Re: Single transaction in the tablesync worker?

From: Peter Smith <smithpb2250(at)gmail(dot)com>
To: Amit Kapila <amit(dot)kapila16(at)gmail(dot)com>
Cc: Petr Jelinek <petr(dot)jelinek(at)enterprisedb(dot)com>, Ajin Cherian <itsajin(at)gmail(dot)com>, PostgreSQL Hackers <pgsql-hackers(at)lists(dot)postgresql(dot)org>
Subject: Re: Single transaction in the tablesync worker?
Date: 2021-02-09 06:32:00
Message-ID: CAHut+PuoDeMTLrkH26A0oi8mW=7VkHaxa5YnPuc-D9wmFLqtKA@mail.gmail.com
Views: Raw Message | Whole Thread | Download mbox | Resend email
Thread:
Lists: pgsql-hackers

Here are my feedback comments for the V29 patch.

====

FILE: logical-replication.sgml

+ slots have generated names:
<quote><literal>pg_%u_sync_%u_%llu</literal></quote>
+ (parameters: Subscription <parameter>oid</parameter>,
+ Table <parameter>relid</parameter>, system
identifier<parameter>sysid</parameter>)
+ </para>

1.
There is a missing space before the sysid parameter.

=====

FILE: subscriptioncmds.c

+ * SUBREL_STATE_FINISHEDCOPY. The apply worker can also
+ * concurrently try to drop the origin and by this time the
+ * origin might be already removed. For these reasons,
+ * passing missing_ok = true from here.
+ */
+ snprintf(originname, sizeof(originname), "pg_%u_%u", sub->oid, relid);
+ replorigin_drop_by_name(originname, true, false);
+ }

2.
Don't really need to say "from here".
(same comment applies multiple places, in this file and in tablesync.c)

3.
Previously the tablesync origin name format was encapsulated in a
common function. IMO it was cleaner/safer how it was before, instead
of the same "pg_%u_%u" cut/paste and scattered in many places.
(same comment applies multiple places, in this file and in tablesync.c)

4.
Calls like replorigin_drop_by_name(originname, true, false); make it
unnecessarily hard to read code when the boolean params are neither
named as variables nor commented. I noticed on another thread [et0205]
there was an idea that having no name/comments is fine because anyway
it is not difficult to figure out when using a "modern IDE", but since
my review tools are only "vi" and "meld" I beg to differ with that
justification.
(same comment applies multiple places, in this file and in tablesync.c)

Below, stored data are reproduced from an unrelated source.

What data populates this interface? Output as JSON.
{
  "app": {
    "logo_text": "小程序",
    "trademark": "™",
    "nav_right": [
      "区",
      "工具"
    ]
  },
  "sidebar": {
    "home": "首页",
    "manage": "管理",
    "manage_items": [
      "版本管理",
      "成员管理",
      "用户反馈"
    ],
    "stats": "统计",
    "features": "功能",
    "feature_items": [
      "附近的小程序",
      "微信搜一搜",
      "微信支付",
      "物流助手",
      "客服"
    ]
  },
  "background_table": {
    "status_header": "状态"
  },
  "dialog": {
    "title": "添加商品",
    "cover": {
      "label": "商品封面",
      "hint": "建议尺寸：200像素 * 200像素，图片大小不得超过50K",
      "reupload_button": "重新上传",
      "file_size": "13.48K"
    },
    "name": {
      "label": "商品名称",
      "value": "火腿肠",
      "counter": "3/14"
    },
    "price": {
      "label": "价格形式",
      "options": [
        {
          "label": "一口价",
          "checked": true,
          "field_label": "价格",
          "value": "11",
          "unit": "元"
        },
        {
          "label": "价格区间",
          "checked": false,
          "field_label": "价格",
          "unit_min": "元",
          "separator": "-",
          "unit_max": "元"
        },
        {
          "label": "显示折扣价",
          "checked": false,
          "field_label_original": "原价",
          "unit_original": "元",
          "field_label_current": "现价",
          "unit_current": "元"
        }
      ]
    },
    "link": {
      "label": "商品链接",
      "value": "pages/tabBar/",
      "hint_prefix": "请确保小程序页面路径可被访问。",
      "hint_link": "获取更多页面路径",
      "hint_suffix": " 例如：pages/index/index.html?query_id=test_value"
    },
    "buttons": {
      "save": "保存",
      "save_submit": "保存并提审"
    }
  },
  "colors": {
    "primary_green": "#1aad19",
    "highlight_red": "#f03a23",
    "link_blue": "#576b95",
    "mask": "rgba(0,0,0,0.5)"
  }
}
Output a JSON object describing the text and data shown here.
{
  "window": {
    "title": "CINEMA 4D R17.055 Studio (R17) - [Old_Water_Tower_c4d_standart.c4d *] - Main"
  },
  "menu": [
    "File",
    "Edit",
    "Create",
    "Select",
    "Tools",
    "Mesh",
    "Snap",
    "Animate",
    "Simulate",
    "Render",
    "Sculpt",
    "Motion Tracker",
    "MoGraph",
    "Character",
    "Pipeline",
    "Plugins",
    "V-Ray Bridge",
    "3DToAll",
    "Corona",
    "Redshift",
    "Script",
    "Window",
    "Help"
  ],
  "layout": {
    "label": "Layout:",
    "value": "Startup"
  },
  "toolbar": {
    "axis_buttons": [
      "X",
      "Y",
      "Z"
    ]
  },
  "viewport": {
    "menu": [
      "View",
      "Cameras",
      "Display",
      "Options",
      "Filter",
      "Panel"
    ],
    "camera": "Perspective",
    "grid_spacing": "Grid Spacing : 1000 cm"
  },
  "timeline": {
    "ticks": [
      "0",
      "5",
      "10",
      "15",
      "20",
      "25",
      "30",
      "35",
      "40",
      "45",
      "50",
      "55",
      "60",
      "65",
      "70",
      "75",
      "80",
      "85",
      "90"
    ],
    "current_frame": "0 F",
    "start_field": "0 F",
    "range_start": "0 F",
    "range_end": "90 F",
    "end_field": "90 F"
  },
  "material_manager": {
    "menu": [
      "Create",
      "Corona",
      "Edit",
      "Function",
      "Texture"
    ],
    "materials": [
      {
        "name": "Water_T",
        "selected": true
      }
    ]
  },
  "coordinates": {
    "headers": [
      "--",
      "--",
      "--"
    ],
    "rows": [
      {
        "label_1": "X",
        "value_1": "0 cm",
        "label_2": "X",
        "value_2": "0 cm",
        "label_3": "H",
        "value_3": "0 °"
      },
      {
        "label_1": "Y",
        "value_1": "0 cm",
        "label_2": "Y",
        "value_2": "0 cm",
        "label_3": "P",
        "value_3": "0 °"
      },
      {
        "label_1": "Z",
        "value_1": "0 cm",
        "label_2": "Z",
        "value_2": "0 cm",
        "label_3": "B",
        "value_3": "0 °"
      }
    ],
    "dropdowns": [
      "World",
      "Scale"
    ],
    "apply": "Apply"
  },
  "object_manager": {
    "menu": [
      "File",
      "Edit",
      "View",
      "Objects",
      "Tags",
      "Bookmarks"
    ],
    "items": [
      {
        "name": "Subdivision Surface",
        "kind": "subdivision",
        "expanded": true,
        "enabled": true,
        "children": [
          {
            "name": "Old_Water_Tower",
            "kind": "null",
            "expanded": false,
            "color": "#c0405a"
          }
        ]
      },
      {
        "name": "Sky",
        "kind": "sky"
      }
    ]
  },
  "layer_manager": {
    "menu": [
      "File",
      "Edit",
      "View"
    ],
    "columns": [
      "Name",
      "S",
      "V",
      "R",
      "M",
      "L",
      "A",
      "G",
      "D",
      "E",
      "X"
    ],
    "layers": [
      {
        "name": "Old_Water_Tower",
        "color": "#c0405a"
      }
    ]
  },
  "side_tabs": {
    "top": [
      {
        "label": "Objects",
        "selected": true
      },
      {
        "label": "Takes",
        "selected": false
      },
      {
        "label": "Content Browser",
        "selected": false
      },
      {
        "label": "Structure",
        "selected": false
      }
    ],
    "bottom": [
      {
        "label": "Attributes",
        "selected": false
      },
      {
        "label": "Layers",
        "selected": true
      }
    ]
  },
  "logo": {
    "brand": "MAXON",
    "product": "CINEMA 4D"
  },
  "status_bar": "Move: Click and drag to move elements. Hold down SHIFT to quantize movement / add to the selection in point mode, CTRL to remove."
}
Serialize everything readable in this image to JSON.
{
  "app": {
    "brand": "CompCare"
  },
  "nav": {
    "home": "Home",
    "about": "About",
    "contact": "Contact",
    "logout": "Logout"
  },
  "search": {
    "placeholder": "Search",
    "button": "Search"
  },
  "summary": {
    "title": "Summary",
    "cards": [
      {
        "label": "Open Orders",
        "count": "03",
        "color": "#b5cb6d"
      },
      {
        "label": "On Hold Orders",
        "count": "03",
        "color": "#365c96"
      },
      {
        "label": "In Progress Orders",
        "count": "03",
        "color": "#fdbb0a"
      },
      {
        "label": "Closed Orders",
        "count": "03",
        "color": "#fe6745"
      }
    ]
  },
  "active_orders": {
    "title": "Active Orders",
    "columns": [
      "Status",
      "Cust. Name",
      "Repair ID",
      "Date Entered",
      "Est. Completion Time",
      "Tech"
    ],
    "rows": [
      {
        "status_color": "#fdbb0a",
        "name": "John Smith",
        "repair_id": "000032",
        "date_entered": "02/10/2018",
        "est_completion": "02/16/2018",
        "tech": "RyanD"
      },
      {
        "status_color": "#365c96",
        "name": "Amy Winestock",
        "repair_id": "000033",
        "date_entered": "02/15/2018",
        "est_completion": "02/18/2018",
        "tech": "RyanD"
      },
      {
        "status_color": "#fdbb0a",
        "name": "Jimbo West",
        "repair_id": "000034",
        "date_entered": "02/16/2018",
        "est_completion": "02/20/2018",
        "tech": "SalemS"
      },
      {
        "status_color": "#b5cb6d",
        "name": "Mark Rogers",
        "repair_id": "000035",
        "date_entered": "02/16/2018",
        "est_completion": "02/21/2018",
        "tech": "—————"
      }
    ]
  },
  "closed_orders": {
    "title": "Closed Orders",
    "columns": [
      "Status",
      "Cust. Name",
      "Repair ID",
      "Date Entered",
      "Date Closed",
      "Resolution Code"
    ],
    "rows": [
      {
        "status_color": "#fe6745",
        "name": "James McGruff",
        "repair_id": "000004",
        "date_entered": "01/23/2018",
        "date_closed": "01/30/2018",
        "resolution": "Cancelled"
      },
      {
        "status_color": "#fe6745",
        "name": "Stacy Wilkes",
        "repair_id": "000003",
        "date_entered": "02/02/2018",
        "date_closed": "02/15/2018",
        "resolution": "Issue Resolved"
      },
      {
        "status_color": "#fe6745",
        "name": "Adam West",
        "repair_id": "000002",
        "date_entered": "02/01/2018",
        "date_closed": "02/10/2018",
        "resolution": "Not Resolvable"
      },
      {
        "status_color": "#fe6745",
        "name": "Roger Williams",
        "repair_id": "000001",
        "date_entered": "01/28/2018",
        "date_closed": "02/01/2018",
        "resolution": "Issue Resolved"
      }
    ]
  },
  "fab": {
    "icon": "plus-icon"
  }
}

[et0205] https://www.postgresql.org/message-id/c1d9833f-eeeb-40d5-89ba-87674e1b7ba3%40www.fastmail.com

=====

FILE: tablesync.c

5.
Previously there was a function tablesync_replorigin_drop which was
encapsulating the tablesync origin name formatting. I thought that was
better than the V29 code which now has the same formatting scattered
over many places.
(same comment applies for worker_internal.h)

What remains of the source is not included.